In response to public interest, a special nursery was built for the children where the curious members of the public viewed them. There was no charge to this, so it did not give the impression to the viewers they were exploiting the children. This was generally approved of at the time, but later generated criticism for the sideshow atmosphere it produced. Souvenir stands and other concessions surrounded the area where the quints lived.

Once the quints were born, Dafoe became one of their guardians, and he devoted little work to his medical practice, turning it over to others. He became wealthy from his pay as guardian and from multiple commercial endorsements and speaking fees.

In The Country Doctor (1936), a movie starring the quints, Jean Hersholt portrayed Dr. John Luke, a character based on Dafoe, and there were two sequels: Reunion (1936) and Five of a Kind (1938). When Dafoe blocked the idea of continuing the series, Hersholt created Dr.
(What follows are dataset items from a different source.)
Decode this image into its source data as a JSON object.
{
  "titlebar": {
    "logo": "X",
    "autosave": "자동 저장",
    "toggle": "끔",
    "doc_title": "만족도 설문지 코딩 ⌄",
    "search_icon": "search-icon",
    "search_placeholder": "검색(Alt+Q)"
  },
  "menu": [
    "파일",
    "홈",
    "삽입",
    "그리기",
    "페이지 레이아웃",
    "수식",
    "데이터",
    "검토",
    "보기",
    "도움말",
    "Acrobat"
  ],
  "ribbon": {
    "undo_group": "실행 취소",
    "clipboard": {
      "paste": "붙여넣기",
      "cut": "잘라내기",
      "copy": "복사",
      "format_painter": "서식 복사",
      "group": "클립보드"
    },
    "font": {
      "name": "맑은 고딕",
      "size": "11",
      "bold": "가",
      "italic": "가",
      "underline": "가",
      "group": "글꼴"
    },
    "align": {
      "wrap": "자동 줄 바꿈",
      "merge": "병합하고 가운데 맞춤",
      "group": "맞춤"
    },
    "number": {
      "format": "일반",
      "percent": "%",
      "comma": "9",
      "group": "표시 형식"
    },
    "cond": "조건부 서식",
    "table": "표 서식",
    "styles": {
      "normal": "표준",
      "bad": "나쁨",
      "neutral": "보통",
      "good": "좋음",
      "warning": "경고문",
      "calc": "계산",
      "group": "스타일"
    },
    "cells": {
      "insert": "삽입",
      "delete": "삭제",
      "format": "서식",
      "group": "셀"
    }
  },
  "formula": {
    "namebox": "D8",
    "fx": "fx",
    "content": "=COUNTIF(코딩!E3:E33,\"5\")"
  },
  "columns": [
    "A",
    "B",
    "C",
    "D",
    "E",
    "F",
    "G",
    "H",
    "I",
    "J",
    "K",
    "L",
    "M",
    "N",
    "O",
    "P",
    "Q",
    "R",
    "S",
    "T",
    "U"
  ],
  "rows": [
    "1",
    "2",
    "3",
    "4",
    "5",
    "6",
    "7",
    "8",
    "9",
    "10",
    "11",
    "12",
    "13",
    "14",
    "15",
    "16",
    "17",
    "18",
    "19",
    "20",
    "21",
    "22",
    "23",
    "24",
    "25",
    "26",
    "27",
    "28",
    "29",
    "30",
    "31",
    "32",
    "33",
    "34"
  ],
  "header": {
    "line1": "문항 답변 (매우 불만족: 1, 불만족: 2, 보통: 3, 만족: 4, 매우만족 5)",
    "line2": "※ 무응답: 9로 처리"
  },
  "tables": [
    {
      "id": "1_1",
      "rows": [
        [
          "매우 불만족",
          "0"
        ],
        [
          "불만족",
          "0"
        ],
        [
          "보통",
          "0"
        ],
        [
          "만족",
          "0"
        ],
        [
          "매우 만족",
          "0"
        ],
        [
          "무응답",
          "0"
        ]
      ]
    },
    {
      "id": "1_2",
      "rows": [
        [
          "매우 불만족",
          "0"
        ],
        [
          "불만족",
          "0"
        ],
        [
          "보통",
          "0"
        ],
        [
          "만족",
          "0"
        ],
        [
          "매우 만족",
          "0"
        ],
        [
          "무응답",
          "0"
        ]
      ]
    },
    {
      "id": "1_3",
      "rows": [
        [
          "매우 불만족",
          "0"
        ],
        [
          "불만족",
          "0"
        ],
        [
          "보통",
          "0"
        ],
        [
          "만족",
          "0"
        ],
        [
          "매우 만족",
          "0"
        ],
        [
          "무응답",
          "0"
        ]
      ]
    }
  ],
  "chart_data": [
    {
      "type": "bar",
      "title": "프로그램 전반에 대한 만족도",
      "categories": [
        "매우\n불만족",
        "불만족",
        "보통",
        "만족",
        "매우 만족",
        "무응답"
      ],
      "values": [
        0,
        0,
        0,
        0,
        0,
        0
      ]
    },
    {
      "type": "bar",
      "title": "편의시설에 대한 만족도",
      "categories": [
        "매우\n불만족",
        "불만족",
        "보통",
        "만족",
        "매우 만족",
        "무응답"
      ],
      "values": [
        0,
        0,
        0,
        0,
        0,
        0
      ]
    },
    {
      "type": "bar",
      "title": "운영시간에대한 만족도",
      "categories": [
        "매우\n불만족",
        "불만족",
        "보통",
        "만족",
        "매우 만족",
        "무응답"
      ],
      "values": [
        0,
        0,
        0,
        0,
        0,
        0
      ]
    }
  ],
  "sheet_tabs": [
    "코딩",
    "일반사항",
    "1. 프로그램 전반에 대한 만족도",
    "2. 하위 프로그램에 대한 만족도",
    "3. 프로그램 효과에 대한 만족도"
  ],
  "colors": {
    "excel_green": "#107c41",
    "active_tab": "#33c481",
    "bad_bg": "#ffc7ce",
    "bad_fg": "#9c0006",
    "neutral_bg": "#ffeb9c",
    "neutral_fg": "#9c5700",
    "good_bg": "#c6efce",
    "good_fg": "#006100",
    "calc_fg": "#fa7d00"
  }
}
Christian, which had a long run on radio.

Dafoe's induction into the Circus Saints and Sinners Club of New York as "Doctor of Litters" in 1938 drew much criticism from French-Canadian groups who suggested such an honour (howbeit facetious; he arrived in a Rural Free Delivery wagon emblazoned "A. R. Dafoe--Mass Deliveries") was condescending and against the best interests of the quintuplets; such, in fact, eventually being used by the quints' father, Oliva, in his subsequent case to reclaim custody.

Dafoe was awarded an Order of the British Empire for his work with the Dionne quintuplets. He died on 2 June 1943 at age 60 from pneumonia and complications from cancer, and is buried at Park Lawn Cemetery in Toronto.

Today, his home is the Callander Bay Heritage Museum and Alex Dufresne Gallery in Callander, Ontario. It is located at 107 Lansdowne St. E. and tells the story of the history of Callander with a special focus on himself and the Dionne quintuplets.